Tijdens de slotfinale confronteren Aloysius en Flynn elkaar. Ze liegt en beweert dat ze heeft gehoord over eerdere incidenten van andere nonnen. In reactie op haar leugen / dreiging neemt Flynn ontslag uit de school, maar krijgt een promotie als predikant van een andere instelling.
Het publiek leert veel over pater Brendan Flynn, maar het grootste deel van de "informatie" is geruchten en vermoedens. De vroege scènes met Flynn tonen hem in de uitvoeringsmodus. Ten eerste spreekt hij tegen zijn congregatie over het omgaan met een 'geloofscrisis'. Zijn tweede optreden, een andere monoloog, wordt afgeleverd aan de jongens van het basketbalteam dat hij coacht. Hij geeft ze instructies over het ontwikkelen van een routine op het veld en geeft ze les over hun vuile nagels.
In tegenstelling tot zuster Aloysius is Flynn gematigd in zijn opvattingen over discipline en traditie. Aloysius veracht bijvoorbeeld het idee van seculiere kerstliedjes zoals 'Frosty the Snowman' die in het optocht van de kerk verschijnen; ze beweert dat ze over magie gaan en daarom kwaadaardig zijn. Pater Flynn daarentegen houdt van het idee dat de kerk de moderne cultuur omarmt, zodat haar leidende leden kunnen worden gezien als vrienden en familie, en niet alleen als 'afgezanten uit Rome'.
Wanneer hij wordt geconfronteerd met Donald Muller en de alcohol die hij inademde, legt vader Flynn met tegenzin uit dat de jongen werd betrapt op het drinken van de altaarwijn. Flynn beloofde de jongen niet te straffen als niemand anders over het incident te weten zou komen en als hij beloofde het niet opnieuw te doen. Dat antwoord verlicht de naïeve zuster James, maar het bevredigt zuster Aloysius niet.
Tijdens de slotfinale, wanneer zuster Aloysius hem valselijk vertelt dat nonnen van andere parochies belastende verklaringen hebben afgelegd, wordt Flynn erg emotioneel.
FLYNN: Ben ik niet van vlees en bloed zoals jij? Of zijn we slechts ideeën en overtuigingen. Ik kan niet alles zeggen. Begrijp je? Er zijn dingen die ik niet kan zeggen. Zelfs als u zich de verklaring voorstelt, zuster, bedenk dan dat er omstandigheden zijn die u niet kent. Zelfs als u zekerheid voelt, is het een emotie en geen feit.

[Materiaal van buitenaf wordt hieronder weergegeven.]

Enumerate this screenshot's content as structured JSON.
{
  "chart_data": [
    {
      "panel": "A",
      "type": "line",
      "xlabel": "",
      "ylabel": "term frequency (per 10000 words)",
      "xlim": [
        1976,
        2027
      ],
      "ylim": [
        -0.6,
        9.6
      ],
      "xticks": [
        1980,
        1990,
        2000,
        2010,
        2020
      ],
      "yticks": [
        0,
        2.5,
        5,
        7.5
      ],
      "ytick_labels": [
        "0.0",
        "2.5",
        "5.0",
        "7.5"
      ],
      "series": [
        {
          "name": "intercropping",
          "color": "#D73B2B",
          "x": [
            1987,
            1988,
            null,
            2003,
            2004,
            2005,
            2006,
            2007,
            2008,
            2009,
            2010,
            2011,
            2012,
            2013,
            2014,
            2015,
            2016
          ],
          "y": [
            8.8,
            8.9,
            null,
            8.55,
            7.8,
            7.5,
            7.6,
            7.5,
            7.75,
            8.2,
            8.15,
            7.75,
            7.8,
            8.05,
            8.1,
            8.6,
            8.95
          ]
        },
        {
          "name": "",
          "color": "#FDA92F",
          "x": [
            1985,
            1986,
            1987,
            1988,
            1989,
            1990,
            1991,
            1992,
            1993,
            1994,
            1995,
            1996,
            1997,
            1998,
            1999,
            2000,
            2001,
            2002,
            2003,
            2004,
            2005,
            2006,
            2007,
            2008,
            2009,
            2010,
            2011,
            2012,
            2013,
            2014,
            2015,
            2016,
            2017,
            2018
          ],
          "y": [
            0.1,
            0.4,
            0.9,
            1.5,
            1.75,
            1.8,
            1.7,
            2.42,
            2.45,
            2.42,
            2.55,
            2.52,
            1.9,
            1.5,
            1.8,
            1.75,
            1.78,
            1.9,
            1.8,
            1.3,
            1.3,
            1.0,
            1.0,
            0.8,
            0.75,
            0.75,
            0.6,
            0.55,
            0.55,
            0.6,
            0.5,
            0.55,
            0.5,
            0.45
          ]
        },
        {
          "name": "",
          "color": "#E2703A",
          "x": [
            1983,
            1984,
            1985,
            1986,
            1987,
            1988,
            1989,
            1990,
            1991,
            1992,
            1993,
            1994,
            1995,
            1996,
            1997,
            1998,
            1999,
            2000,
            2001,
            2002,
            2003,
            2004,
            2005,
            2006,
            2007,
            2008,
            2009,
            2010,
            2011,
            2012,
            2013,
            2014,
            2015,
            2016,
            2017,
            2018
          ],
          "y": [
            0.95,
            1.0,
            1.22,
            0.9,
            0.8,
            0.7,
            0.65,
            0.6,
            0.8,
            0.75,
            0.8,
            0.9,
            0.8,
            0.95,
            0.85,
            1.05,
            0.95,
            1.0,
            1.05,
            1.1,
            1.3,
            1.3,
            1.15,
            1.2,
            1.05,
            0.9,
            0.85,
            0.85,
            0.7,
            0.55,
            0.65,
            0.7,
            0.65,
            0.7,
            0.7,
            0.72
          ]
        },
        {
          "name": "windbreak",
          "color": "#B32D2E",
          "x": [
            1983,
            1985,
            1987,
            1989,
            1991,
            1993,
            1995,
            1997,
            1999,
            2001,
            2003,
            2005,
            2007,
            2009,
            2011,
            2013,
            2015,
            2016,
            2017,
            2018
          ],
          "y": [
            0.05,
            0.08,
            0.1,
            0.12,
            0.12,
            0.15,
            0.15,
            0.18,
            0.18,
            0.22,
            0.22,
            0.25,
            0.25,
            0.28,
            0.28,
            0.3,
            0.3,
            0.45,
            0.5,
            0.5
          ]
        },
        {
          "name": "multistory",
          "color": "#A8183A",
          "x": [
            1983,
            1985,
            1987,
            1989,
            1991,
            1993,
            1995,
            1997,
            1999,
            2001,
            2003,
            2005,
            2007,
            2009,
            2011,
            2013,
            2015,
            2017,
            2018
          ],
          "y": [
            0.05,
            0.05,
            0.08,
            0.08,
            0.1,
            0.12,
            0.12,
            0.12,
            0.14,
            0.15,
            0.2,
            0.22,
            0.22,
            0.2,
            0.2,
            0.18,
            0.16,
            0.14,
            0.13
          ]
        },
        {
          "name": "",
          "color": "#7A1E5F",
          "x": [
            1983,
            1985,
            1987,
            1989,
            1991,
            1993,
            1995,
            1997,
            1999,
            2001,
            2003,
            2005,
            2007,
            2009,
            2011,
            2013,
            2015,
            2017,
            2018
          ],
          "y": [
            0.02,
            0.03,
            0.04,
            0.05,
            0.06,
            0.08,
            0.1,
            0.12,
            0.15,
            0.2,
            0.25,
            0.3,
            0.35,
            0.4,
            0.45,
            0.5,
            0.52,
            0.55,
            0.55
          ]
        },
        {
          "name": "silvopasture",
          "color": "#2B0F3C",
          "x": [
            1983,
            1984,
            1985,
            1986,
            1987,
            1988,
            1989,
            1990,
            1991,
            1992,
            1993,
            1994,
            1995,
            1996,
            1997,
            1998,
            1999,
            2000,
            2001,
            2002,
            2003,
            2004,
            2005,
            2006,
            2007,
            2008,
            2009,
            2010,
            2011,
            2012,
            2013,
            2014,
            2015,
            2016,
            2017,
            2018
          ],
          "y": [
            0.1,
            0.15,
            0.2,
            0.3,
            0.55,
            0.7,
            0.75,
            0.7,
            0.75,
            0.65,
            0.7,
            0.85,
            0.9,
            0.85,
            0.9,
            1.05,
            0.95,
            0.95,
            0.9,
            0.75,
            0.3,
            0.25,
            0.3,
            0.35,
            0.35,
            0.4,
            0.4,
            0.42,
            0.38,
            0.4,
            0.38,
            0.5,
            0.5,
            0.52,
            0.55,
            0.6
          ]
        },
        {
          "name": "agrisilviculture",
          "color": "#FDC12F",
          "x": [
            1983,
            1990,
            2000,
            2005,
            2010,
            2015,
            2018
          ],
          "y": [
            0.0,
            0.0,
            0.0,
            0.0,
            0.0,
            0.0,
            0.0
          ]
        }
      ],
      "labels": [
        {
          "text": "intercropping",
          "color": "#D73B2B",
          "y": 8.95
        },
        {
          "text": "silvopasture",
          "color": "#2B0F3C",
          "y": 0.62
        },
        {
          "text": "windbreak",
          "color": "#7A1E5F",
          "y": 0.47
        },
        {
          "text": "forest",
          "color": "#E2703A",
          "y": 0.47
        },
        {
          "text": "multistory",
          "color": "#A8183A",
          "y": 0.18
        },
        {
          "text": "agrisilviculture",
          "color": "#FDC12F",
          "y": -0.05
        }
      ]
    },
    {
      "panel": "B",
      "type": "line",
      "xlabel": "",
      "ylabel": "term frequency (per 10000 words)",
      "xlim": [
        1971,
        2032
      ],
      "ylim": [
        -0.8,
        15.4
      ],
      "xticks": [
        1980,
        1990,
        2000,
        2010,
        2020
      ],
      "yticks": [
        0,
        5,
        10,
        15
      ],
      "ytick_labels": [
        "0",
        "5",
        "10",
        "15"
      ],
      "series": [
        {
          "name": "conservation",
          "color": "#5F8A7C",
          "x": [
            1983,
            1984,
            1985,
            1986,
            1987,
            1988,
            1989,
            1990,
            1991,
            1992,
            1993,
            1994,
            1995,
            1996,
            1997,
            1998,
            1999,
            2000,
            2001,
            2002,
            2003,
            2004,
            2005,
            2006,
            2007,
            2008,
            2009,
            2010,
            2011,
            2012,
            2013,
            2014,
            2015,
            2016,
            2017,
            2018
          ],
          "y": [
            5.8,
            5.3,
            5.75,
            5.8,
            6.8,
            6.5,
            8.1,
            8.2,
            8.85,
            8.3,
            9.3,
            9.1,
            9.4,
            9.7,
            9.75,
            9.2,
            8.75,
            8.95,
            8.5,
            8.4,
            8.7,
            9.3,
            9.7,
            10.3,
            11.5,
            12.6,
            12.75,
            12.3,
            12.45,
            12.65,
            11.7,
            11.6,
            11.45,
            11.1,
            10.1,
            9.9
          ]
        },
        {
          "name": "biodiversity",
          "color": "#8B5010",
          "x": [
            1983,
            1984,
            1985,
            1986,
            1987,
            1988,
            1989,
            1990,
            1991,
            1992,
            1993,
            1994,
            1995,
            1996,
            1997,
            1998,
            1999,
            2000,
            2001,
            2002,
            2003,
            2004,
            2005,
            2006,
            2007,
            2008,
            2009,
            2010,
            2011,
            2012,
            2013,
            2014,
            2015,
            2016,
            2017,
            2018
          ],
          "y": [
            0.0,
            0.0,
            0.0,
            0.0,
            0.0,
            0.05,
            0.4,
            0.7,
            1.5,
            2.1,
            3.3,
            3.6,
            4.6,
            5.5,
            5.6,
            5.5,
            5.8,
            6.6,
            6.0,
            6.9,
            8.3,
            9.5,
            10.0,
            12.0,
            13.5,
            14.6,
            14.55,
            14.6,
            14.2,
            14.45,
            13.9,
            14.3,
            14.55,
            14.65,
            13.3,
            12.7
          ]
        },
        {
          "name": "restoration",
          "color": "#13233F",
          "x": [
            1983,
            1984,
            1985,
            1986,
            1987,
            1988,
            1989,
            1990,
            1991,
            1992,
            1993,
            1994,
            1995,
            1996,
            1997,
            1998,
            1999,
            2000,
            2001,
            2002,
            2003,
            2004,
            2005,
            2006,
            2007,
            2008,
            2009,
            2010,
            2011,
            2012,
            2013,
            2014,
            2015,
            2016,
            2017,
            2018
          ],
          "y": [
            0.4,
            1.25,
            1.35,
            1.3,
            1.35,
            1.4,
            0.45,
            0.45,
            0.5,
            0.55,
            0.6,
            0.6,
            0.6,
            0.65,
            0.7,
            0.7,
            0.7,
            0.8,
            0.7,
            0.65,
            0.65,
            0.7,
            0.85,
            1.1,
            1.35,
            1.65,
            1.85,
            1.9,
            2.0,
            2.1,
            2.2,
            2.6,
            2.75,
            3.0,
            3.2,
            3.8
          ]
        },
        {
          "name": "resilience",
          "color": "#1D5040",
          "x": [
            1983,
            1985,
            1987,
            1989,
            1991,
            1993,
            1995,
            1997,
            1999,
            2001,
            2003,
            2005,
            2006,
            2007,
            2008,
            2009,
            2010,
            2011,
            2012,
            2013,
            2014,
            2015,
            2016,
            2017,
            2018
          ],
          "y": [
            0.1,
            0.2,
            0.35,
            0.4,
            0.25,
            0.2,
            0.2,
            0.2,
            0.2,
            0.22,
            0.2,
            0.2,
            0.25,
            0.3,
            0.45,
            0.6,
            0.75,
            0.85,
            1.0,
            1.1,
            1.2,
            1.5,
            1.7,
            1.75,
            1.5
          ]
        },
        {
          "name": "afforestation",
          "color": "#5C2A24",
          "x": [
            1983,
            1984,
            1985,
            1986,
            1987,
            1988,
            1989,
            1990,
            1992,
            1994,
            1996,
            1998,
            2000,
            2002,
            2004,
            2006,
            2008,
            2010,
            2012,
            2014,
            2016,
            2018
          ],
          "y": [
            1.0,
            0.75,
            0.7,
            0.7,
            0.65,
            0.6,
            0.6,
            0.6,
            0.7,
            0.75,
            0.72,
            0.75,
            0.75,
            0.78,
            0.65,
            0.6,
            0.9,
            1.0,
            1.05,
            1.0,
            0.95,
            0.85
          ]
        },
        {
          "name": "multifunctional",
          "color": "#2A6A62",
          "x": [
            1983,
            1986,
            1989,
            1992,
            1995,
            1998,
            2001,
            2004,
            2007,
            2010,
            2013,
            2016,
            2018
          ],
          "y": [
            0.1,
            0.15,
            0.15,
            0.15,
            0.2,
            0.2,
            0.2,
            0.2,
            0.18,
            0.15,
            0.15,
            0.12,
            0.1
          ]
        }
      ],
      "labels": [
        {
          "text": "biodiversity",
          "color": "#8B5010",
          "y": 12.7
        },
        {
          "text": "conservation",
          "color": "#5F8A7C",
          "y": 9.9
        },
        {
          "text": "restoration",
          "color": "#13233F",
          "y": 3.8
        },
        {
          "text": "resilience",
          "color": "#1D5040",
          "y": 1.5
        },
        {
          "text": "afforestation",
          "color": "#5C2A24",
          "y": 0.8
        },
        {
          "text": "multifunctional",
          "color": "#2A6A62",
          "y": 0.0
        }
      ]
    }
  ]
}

In de geest van naastenliefde doe ik een beroep op u.
Sommige van deze zinnen, zoals 'Er zijn dingen die ik niet kan zeggen', lijken een niveau van schaamte en mogelijk schuldgevoel te impliceren. Pater Flynn beweert echter stellig: "Ik heb niets verkeerd gedaan." Uiteindelijk is het aan het publiek om schuld of onschuld te bepalen, of dat dergelijke uitspraken zelfs mogelijk zijn, gezien de schetsmatige stukjes bewijs geleverd door Shanley's drama.
Is vader Flynn een kindermisbruiker? Het publiek en de lezers weten het nooit.
In de kern is dat het punt van John Patrick Shanley's "Twijfel" - het besef dat al onze overtuigingen en overtuigingen deel uitmaken van een gevel die we bouwen om onszelf te beschermen. We kiezen er vaak voor om in dingen te geloven: iemands onschuld, iemands schuld, de heiligheid van de kerk, de collectieve moraliteit van de samenleving. De toneelschrijver betoogt echter in zijn voorwoord: "diep van binnen zijn we onder het geklets op een plaats gekomen waarvan we weten dat we niets weten ... maar niemand wil dat zeggen." Eén ding lijkt aan het einde van het stuk zeker: Vader Flynn verbergt iets. Maar wie niet?